It takes surprisingly long to travel from Malmö to Leeds. As the crow flies, it’s not that far from Sweden to England – well, not in this day of airplanes – but when you combine planes with trains things tend to take time. Still, the travelling time was well worth it in this case. Why? Because I was off to attend the Romantic Novelist Association’s annual conference. (#RNAConf18 for short…)
Leeds is NOT the most romantic of locations. Not a problem when close to 300 novelists who live and breathe love descend on a venue. Suddenly, love is all around, as one says. And it’s not only thematically in what we write, it’s in how we interact with each other. One could think bundling so many authors into one place would result in cut-throat competitiveness, sly bragging about successes, snide comments about the same. Nope. Does not happen. The ladies (and few gents) who descended on Leeds Trinity University are for the most part warm and generous people, happy to include the newbies in their conversations, just as happy to applaud the successes of others.
So what do so many novelists do over a weekend? Well, we talk. A lot. We hug and chatter and do all that social networking which is so important for a group of people who, mostly, work alone. For three days we’re part of a collective before scurrying back to our own little writing dens, there to begin working on our next masterpiece. For three days, we realise our concerns, our challenges, are not ours alone: we share them with hundreds of others. It helps, somehow.
And then, of course, we have fun. I must say the RNA collective is VERY good at having fun. Clearly, romance writers have a leading edge on other writers’ groups in this area. I suspect it’s because the atmosphere is so relaxed and welcoming. It is therefore easy to let down your hair (figuratively speaking. I’ve always wanted to have hair that I’d sort of shake loose to fall in waves down my back, but I’ve never achieved it. Right: neither here nor there). Also, all those lovely ladies make an effort and dress up for dinner. Okay, okay, we’re not talking ballgowns—which brings me to yet another fantasy of mine where I am wearing a full-length gown with just the right amount of cleavage and bare shoulders to match all that long hair I don’t have. My mother would have applauded my bare shoulders. It was one of the things she always complimented me about. “You have such lovely shoulders,” she’d say, which was nice but in the overall order of things not that much of a big thing as one rarely goes about showing off one’s shoulders, right? Now, had I been a regency belle…okay, okay, I’m digressing again. Blame it on the aftermath of the “romance intoxication” I experienced over the weekend.

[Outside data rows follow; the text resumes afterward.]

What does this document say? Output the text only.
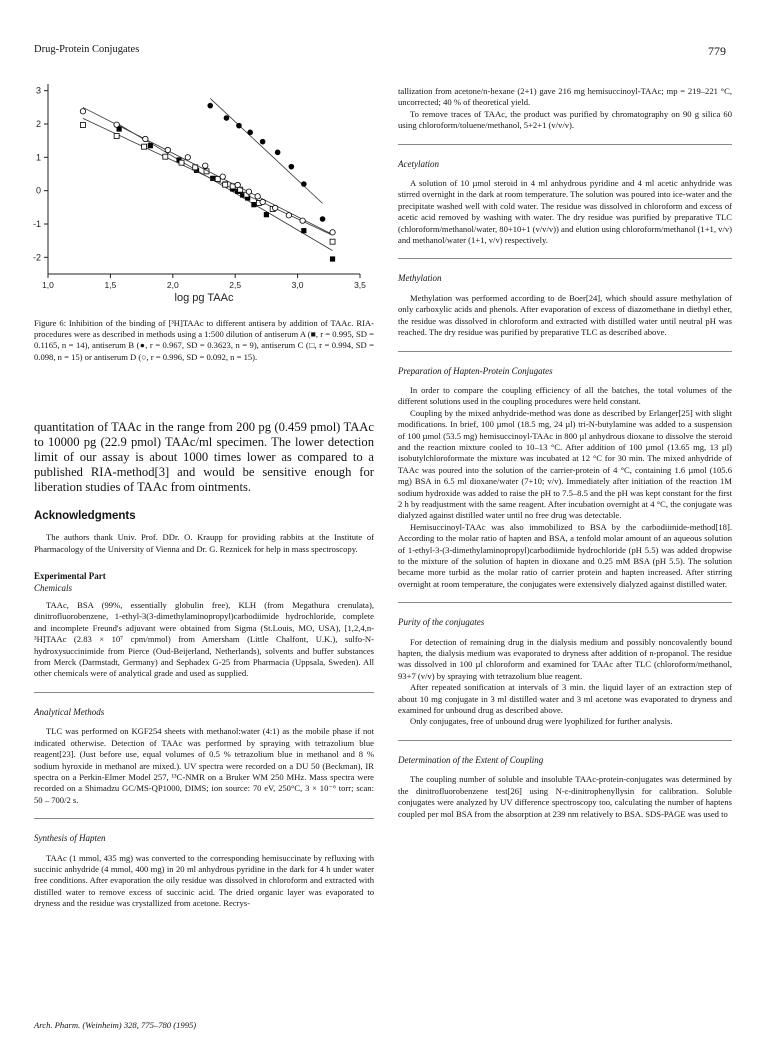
Drug-Protein Conjugates	779
3
2
1
0
-1
-2
1,0	1,5	2,0	2,5	3,0	3,5
log pg TAAc
Figure 6: Inhibition of the binding of [³H]TAAc to different antisera by addition of TAAc. RIA-procedures were as described in methods using a 1:500 dilution of antiserum A (■, r = 0.995, SD = 0.1165, n = 14), antiserum B (●, r = 0.967, SD = 0.3623, n = 9), antiserum C (□, r = 0.994, SD = 0.098, n = 15) or antiserum D (○, r = 0.996, SD = 0.092, n = 15).

quantitation of TAAc in the range from 200 pg (0.459 pmol) TAAc to 10000 pg (22.9 pmol) TAAc/ml specimen. The lower detection limit of our assay is about 1000 times lower as compared to a published RIA-method[3] and would be sensitive enough for liberation studies of TAAc from ointments.

Acknowledgments

The authors thank Univ. Prof. DDr. O. Kraupp for providing rabbits at the Institute of Pharmacology of the University of Vienna and Dr. G. Reznicek for help in mass spectroscopy.

Experimental Part
Chemicals

TAAc, BSA (99%, essentially globulin free), KLH (from Megathura crenulata), dinitrofluorobenzene, 1-ethyl-3(3-dimethylaminopropyl)carbodiimide hydrochloride, complete and incomplete Freund's adjuvant were obtained from Sigma (St.Louis, MO, USA), [1,2,4,n-³H]TAAc (2.83 × 10⁷ cpm/mmol) from Amersham (Little Chalfont, U.K.), sulfo-N-hydroxysuccinimide from Pierce (Oud-Beijerland, Netherlands), solvents and buffer substances from Merck (Darmstadt, Germany) and Sephadex G-25 from Pharmacia (Uppsala, Sweden). All other chemicals were of analytical grade and used as supplied.

Analytical Methods

TLC was performed on KGF254 sheets with methanol:water (4:1) as the mobile phase if not indicated otherwise. Detection of TAAc was performed by spraying with tetrazolium blue reagent[23]. (Just before use, equal volumes of 0.5 % tetrazolium blue in methanol and 8 % sodium hyroxide in methanol are mixed.). UV spectra were recorded on a DU 50 (Beckman), IR spectra on a Perkin-Elmer Model 257, ¹³C-NMR on a Bruker WM 250 MHz. Mass spectra were recorded on a Shimadzu GC/MS-QP1000, DIMS; ion source: 70 eV, 250°C, 3 × 10⁻⁶ torr; scan: 50 – 700/2 s.

Synthesis of Hapten

TAAc (1 mmol, 435 mg) was converted to the corresponding hemisuccinate by refluxing with succinic anhydride (4 mmol, 400 mg) in 20 ml anhydrous pyridine in the dark for 4 h under water free conditions. After evaporation the oily residue was dissolved in chloroform and extracted with distilled water to remove excess of succinic acid. The dried organic layer was evaporated to dryness and the residue was crystallized from acetone. Recrys-

tallization from acetone/n-hexane (2+1) gave 216 mg hemisuccinoyl-TAAc; mp = 219–221 °C, uncorrected; 40 % of theoretical yield.

To remove traces of TAAc, the product was purified by chromatography on 90 g silica 60 using chloroform/toluene/methanol, 5+2+1 (v/v/v).

Acetylation

A solution of 10 µmol steroid in 4 ml anhydrous pyridine and 4 ml acetic anhydride was stirred overnight in the dark at room temperature. The solution was poured into ice-water and the precipitate washed well with cold water. The residue was dissolved in chloroform and excess of acetic acid removed by washing with water. The dry residue was purified by preparative TLC (chloroform/methanol/water, 80+10+1 (v/v/v)) and elution using chloroform/methanol (1+1, v/v) and methanol/water (1+1, v/v) respectively.

Methylation

Methylation was performed according to de Boer[24], which should assure methylation of only carboxylic acids and phenols. After evaporation of excess of diazomethane in diethyl ether, the residue was dissolved in chloroform and extracted with distilled water until neutral pH was reached. The dry residue was purified by preparative TLC as described above.

Preparation of Hapten-Protein Conjugates

In order to compare the coupling efficiency of all the batches, the total volumes of the different solutions used in the coupling procedures were held constant.

Coupling by the mixed anhydride-method was done as described by Erlanger[25] with slight modifications. In brief, 100 µmol (18.5 mg, 24 µl) tri-N-butylamine was added to a suspension of 100 µmol (53.5 mg) hemisuccinoyl-TAAc in 800 µl anhydrous dioxane to dissolve the steroid and the reaction mixture cooled to 10–13 °C. After addition of 100 µmol (13.65 mg, 13 µl) isobutylchloroformate the mixture was incubated at 12 °C for 30 min. The mixed anhydride of TAAc was poured into the solution of the carrier-protein of 4 °C, containing 1.6 µmol (105.6 mg) BSA in 6.5 ml dioxane/water (7+10; v/v). Immediately after initiation of the reaction 1M sodium hydroxide was added to raise the pH to 7.5–8.5 and the pH was kept constant for the first 2 h by readjustment with the same reagent. After incubation overnight at 4 °C, the conjugate was dialyzed against distilled water until no free drug was detectable.

Hemisuccinoyl-TAAc was also immobilized to BSA by the carbodiimide-method[18]. According to the molar ratio of hapten and BSA, a tenfold molar amount of an aqueous solution of 1-ethyl-3-(3-dimethylaminopropyl)carbodiimide hydrochloride (pH 5.5) was added dropwise to the mixture of the solution of hapten in dioxane and 0.25 mM BSA (pH 5.5). The solution became more turbid as the molar ratio of carrier protein and hapten increased. After stirring overnight at room temperature, the conjugates were extensively dialyzed against distilled water.

Purity of the conjugates

For detection of remaining drug in the dialysis medium and possibly noncovalently bound hapten, the dialysis medium was evaporated to dryness after addition of n-propanol. The residue was dissolved in 100 µl chloroform and examined for TAAc after TLC (chloroform/methanol, 93+7 (v/v) by spraying with tetrazolium blue reagent.

After repeated sonification at intervals of 3 min. the liquid layer of an extraction step of about 10 mg conjugate in 3 ml distilled water and 3 ml acetone was evaporated to dryness and examined for unbound drug as described above.

Only conjugates, free of unbound drug were lyophilized for further analysis.

Determination of the Extent of Coupling

The coupling number of soluble and insoluble TAAc-protein-conjugates was determined by the dinitrofluorobenzene test[26] using N-ε-dinitrophenyllysin for calibration. Soluble conjugates were analyzed by UV difference spectroscopy too, calculating the number of haptens coupled per mol BSA from the absorption at 239 nm relatively to BSA. SDS-PAGE was used to

Arch. Pharm. (Weinheim) 328, 775–780 (1995)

However, the conference is not only about socialising—no matter how much fun that is. Many of the sessions are intended to help us improve our craft—a never-ending process for most of us. Did I take away some valuable pointers? Yes – but it is my experience the lessons learned take some time to sink in. I do, however, feel I’ve been given a tagline for those of us who write romance: It is all about emotion. Not exactly news, I know, but something I’ll be keeping very much in mind going forward. My favourite session was called “Putting mystery into the history” and featured two excellent writers of historicals who enjoy adding a twist or two. Problem with favourite sessions is that they result in more books on my TBR…
There are those that are dismissive of romance as a genre.
“Huh!” they snort, “just a load of sickeningly sweet stuff about love.” The emphasis on the last word is derogatory, as if love is irrelevant in this world of ours. First of all, romance is rarely ”just about love”. Most writers of romance weave their boy-meet-girl (or boy-meet-boy or girl-meet-girl) story into some sort of context. Very often, the issues touched upon span the whole width of the human experience, including such harrowing experiences as adultery, death, abandonment. A good romance resonates with the reader because it somehow mirrors emotions the reader can recognise themselves in. Very few of us walk about in a constant pink love-fuelled haze, and a good romance writer will therefore balance that “sickeningly sweet stuff” with the darker aspects of the emotional spectrum. What romance writers do deliver is hope: we do like our Happily Ever After – or at least to leave the door open to such an ending. In this world of ours I think we all need a dose of hope, of love—no matter what the high-brow (mostly male) literati may think about romance.
After the recent weekend, hundreds of romance writers have returned to their day-to-day reenergised and determined to continue writing about love. Like an army of Don Quijotes, we mount our bony Rocinantes and spur them towards the patronising denigrators of our genre. We do so knowing that romance is one of the best-selling genres, thereby proving that readers also believe in love—or want to believe in it.
No matter how inspired and reenergised I’ve returned from Leeds, for me the conference is very much about friends. People I interact with daily via social media are suddenly standing before me in the flesh, and it is so lovely to see them, hug them, hear them speak. Plus, as always, I came away with NEW friends – or at least potential friends.
Since some days I am back in Sweden. The bright pink lanyard with the RNA logo hangs above my desk. Every time I see it, I smile. Thank you to the wonderful peeps of the Romantic Novelist Association for organising this three-day submersion in the heady world of romance. I’ll be back next year for my annual fix.